Doctors are taking their treatment of this condition to a whole new level.
In Janaury, Jasmine Guillen of Artesia was basically born with half a heart, and her mother was devastated.
"I found out when I was 20 weeks pregnant," she said.
New mother Eva Weiler was also told her daughter Elise had the rare congenital heart defect called Hypoplastic left heart syndrome or HLHS.
Weiler said, "When you hear that, you don't even know if she can even survive. Can she even live? What's available?"

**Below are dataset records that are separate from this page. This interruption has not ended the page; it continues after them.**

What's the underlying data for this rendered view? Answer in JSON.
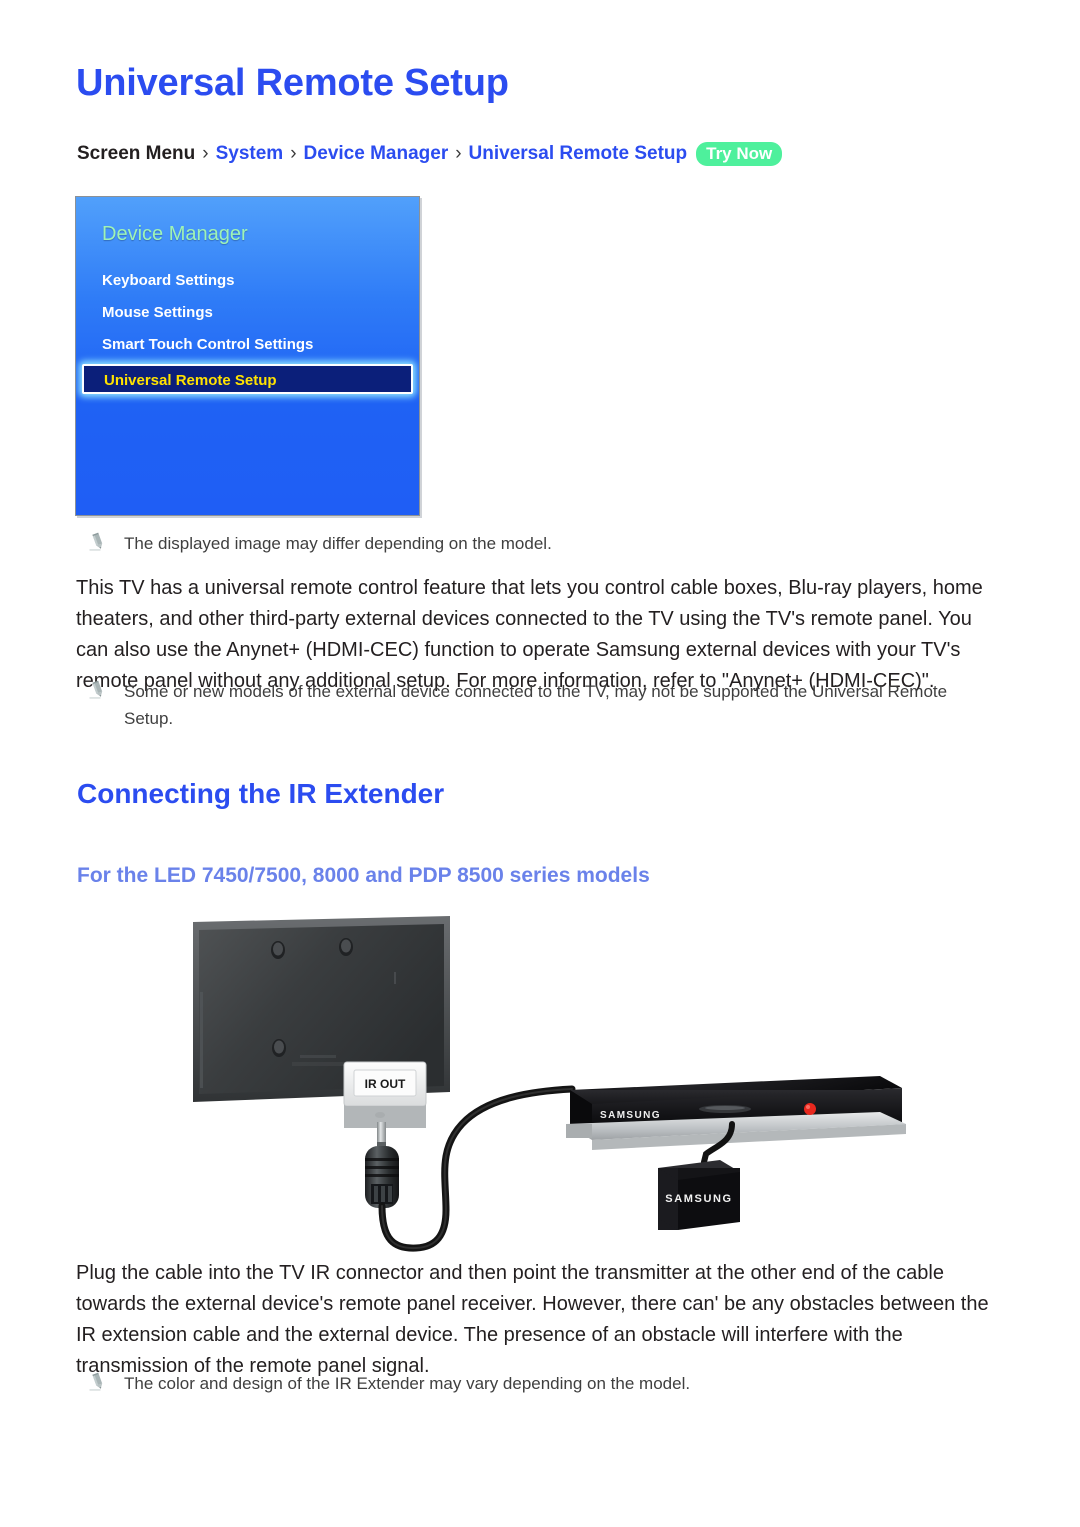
{
  "document": {
    "title": "Universal Remote Setup"
  },
  "breadcrumb": {
    "root": "Screen Menu",
    "separator": "›",
    "items": [
      "System",
      "Device Manager",
      "Universal Remote Setup"
    ],
    "badge": "Try Now",
    "badge_color": "#4ef09c"
  },
  "menu_screenshot": {
    "title": "Device Manager",
    "title_color": "#9ff3b6",
    "items": [
      {
        "label": "Keyboard Settings",
        "selected": false
      },
      {
        "label": "Mouse Settings",
        "selected": false
      },
      {
        "label": "Smart Touch Control Settings",
        "selected": false
      },
      {
        "label": "Universal Remote Setup",
        "selected": true
      }
    ],
    "selected_text_color": "#ffe200",
    "selected_bg_color": "#0b1f7a"
  },
  "notes": {
    "image_note": "The displayed image may differ depending on the model.",
    "support_note": "Some or new models of the external device connected to the TV, may not be supported the Universal Remote Setup.",
    "extender_note": "The color and design of the IR Extender may vary depending on the model."
  },
  "paragraphs": {
    "intro": "This TV has a universal remote control feature that lets you control cable boxes, Blu-ray players, home theaters, and other third-party external devices connected to the TV using the TV's remote panel. You can also use the Anynet+ (HDMI-CEC) function to operate Samsung external devices with your TV's remote panel without any additional setup. For more information, refer to \"Anynet+ (HDMI-CEC)\".",
    "plug": "Plug the cable into the TV IR connector and then point the transmitter at the other end of the cable towards the external device's remote panel receiver. However, there can' be any obstacles between the IR extension cable and the external device. The presence of an obstacle will interfere with the transmission of the remote panel signal."
  },
  "headings": {
    "connecting": "Connecting the IR Extender",
    "models": "For the LED 7450/7500, 8000 and PDP 8500 series models"
  },
  "diagram": {
    "port_label": "IR OUT",
    "player_brand": "SAMSUNG",
    "transmitter_brand": "SAMSUNG",
    "led_color": "#e8281e"
  }
}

Dr. Ram Kuma Subramanyan, cardiothoracic surgeon at the Heart Institute at CHLA, said, "About two or three decades ago, this condition was uniformly fatal. None of the children survived passed neo-natal or newborn period."
CHLA surgeons pioneered a series of operations that redesign and reroute the right ventricle, allowing it to pump blood back to the body, but during adolescence or early adulthood, the heart starts to fail.
Now, CHLA will be the first on the West Coast to add something new to the process: stem cells.
"We are hoping that what these stem cells do over time will cause the heart muscle to enlarge or hypertrophy, maybe even generate more cells, more like a left ventricle than a right ventricle over time," said Dr. Vaughn Starnes, co-director of the Heart Institute at CHLA.
Newborns with HLHS will have their umbilical cord blood harvested at birth. It'll then be sent to the Mayo Clinic, where it will undergo a special process.
Dr. Timothy Nelson, director of the Mayo Clinic's Todd and Karen Wanek Family Program for Hypoplastic Left Heart Syndrome, said, "This is free. This is subsidized by the philanthropy, and we make the storage free for every HLHS family in the country today."
Both Jasmine Fuillen and Elise Weiler are awaiting their infusion of stem cells.
"That possibility is phenomenal. It gives you more hope, and there's always room for hope," said Weiler.
It's hope to make half a heart whole.